После долгих препирательств Рахман уговорил Шаха-
джи заплатить полторы тысячи рупий. Сто он получил сейчас же, остальные Шах-джи обещал отдать через два дня.
Рахман ушел. Шах-джи сидел один, о чем-то глубоко задумавшись. Вскоре вернулся Дулле.
— Накормил? — спросил его Шах-джи.
— Да, господин!
— Ну-ка позови их сюда.
Дулле быстро вышел и привел мальчиков.
— Досыта наелись?—приветливо спросил их Шах-джи.
— До отвала! —впервые за все время заговорил Ноша.
— Да у тебя тоже, оказывается, язык есть! — засмеялся Шах-джи.
Ноша смутился. Шах-джи был в отличном настроении.
— Будете Чс.д пить?—обратился он к ребятам. Они согласились.
— Дулле, принеси чай!
Радже очень хотелось закурить.
— Шах-джи, закажите и одну сигарету,— попросил он.
— О, да ты и куришь?!—снова засмеялся Шах-джи.— Принеси ему пачку сигарет,— приказал он Дулле.
Мальчики стояли с радостными лицами.
— Еще чего-нибудь хотите?—спросил Шах-джи.
Они отрицательно замотали головами.
Шах -джи еще раз оглядел их — одежда на обоих была грязная и рваная. Раджа — босиком, у Ноши из одного ботинка торчали пальцы.
— А смена белья у вас есть?
— Нету.
— Так, так!—сочувственно протянул Шах-джи и снова приказал Дулле: — Завтра купи на базаре материю для рубашек и штанов. Закажешь портному, и чтобы быстренько сшил. У сапожника купи две пары сандалий и шапки. Одень их, как навабов, Дулле!

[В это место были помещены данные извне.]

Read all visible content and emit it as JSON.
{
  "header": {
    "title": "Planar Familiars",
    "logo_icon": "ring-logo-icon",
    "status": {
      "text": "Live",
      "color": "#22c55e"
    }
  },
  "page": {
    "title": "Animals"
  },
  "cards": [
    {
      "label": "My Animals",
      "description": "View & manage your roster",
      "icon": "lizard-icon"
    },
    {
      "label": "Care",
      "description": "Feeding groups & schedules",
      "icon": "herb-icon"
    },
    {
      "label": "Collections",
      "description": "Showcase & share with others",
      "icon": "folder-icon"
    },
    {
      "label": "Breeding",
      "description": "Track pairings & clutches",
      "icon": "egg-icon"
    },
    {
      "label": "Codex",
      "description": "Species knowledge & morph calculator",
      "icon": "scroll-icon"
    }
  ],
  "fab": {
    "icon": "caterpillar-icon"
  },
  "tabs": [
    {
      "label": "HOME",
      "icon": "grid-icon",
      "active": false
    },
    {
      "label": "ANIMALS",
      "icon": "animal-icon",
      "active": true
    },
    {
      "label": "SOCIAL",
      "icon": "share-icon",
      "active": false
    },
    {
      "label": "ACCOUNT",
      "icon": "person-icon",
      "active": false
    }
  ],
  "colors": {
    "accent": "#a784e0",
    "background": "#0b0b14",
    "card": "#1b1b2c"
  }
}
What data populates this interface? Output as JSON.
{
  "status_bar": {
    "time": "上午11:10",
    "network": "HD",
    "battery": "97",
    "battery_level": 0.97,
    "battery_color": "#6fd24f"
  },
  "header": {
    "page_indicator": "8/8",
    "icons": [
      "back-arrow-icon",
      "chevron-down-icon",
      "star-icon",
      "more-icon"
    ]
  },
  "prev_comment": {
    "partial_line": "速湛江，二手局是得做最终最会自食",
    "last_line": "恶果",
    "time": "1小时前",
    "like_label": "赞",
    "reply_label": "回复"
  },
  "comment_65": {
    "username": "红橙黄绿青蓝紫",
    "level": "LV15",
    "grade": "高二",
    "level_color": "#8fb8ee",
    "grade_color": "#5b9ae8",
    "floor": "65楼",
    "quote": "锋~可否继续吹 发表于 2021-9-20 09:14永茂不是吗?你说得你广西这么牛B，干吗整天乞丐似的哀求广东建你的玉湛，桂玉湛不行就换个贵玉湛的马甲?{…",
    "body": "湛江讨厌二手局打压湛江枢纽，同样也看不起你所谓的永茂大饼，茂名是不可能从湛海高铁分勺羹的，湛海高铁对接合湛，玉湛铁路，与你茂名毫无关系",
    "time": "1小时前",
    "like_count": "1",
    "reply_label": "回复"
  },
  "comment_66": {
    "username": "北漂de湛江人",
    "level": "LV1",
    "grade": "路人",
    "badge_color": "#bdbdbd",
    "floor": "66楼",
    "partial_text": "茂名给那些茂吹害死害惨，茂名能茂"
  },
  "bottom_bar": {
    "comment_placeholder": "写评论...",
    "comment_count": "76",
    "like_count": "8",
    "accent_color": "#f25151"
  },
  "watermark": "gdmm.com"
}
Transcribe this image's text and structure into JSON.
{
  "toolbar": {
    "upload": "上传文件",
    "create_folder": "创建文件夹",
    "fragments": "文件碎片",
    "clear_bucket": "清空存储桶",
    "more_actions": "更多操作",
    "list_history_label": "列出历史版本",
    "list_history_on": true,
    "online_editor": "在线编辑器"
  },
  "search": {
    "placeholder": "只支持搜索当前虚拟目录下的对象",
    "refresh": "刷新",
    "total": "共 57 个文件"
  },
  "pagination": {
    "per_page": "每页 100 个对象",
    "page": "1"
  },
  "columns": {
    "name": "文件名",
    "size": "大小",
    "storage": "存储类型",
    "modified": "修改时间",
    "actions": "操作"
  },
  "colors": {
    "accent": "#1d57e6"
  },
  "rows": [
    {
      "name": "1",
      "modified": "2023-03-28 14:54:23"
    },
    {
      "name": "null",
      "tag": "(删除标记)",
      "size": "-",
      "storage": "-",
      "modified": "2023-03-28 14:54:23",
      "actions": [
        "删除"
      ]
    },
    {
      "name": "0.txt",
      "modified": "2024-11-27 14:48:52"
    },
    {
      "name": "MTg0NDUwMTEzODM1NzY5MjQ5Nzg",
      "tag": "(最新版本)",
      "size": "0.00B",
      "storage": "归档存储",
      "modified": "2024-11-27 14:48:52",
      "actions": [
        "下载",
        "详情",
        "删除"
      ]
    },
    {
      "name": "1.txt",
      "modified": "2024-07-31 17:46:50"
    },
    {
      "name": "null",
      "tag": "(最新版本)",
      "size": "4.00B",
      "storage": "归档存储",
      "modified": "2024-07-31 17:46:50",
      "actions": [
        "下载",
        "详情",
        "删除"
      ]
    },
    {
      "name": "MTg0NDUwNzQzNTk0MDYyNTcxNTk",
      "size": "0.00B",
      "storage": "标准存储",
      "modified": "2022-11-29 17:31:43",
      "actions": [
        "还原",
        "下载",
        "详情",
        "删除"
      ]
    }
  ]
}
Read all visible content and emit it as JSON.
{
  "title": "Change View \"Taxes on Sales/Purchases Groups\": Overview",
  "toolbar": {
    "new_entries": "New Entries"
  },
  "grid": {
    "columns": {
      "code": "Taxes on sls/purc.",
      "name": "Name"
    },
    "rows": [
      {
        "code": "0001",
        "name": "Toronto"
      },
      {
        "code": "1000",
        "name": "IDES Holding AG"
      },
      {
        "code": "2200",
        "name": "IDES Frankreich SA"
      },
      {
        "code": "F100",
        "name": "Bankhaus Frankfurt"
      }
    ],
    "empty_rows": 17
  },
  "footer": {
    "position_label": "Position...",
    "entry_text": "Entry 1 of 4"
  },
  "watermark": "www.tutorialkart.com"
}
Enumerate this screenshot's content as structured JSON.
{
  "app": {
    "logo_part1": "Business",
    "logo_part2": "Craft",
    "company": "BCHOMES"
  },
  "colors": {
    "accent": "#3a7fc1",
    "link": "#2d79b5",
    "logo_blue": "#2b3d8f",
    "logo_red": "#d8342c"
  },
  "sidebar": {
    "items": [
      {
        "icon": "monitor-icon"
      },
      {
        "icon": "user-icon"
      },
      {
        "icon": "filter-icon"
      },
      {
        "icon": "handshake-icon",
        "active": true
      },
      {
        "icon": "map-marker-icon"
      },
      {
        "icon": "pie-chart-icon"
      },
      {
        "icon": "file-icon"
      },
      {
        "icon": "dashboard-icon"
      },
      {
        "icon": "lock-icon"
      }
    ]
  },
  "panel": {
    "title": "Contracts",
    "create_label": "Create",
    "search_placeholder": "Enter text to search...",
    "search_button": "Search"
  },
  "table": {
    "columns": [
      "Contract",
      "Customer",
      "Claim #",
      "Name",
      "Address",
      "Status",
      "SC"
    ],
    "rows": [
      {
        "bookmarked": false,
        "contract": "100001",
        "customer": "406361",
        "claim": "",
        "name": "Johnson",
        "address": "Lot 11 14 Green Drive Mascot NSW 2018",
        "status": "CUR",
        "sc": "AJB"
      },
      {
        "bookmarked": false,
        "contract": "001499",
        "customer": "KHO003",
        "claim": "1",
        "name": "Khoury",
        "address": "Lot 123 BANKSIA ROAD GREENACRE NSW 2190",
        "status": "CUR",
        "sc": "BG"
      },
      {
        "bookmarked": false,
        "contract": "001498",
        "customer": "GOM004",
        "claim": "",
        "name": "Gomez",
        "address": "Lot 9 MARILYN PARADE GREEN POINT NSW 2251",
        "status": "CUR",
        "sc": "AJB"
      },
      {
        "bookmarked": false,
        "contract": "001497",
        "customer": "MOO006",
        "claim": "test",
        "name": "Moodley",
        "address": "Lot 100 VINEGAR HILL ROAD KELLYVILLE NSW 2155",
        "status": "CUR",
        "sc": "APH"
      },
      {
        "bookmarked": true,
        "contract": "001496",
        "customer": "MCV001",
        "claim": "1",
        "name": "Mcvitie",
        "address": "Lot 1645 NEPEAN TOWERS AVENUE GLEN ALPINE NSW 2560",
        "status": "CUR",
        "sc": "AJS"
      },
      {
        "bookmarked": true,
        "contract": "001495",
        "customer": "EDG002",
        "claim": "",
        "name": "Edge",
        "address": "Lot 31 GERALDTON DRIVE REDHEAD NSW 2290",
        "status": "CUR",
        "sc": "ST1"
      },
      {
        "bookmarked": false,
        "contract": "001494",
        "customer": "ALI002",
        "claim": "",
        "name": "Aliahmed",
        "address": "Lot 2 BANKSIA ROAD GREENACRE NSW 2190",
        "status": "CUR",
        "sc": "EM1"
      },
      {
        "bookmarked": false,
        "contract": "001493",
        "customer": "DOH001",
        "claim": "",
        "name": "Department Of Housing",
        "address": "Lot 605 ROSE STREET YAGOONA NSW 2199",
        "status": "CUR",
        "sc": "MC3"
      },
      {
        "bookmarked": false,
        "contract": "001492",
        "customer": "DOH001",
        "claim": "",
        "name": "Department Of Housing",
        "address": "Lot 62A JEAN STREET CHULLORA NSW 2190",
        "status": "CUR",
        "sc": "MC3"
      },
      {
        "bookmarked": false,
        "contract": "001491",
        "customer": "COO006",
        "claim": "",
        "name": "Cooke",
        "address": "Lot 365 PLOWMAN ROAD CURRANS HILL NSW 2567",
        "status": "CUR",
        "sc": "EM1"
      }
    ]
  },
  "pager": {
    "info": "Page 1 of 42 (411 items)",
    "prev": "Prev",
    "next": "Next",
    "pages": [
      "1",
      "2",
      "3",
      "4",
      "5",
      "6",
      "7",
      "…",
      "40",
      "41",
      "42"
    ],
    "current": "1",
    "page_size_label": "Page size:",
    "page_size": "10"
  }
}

Бог знает, что бы он еще заказал для них, если бы не раздался стук в дверь. Послышались тяжелые шаги, топот. Шах-джи сидел, напряженно вслушиваясь, затем приподнял край дхоти и с ожесточением почесал бедро.
— Ну, идите спать! — сказал он ребятам.— Эй, Дулле! Покажи, где им лечь.
Раджа и Ноша вышли из комнаты.
Ill
Исчезновение Ноши взбудоражило весь дом.
Он не вернулся ни ночью, ни рано утром.
— Где же шляется этот паршивец?—возмущалась Разия Бегум.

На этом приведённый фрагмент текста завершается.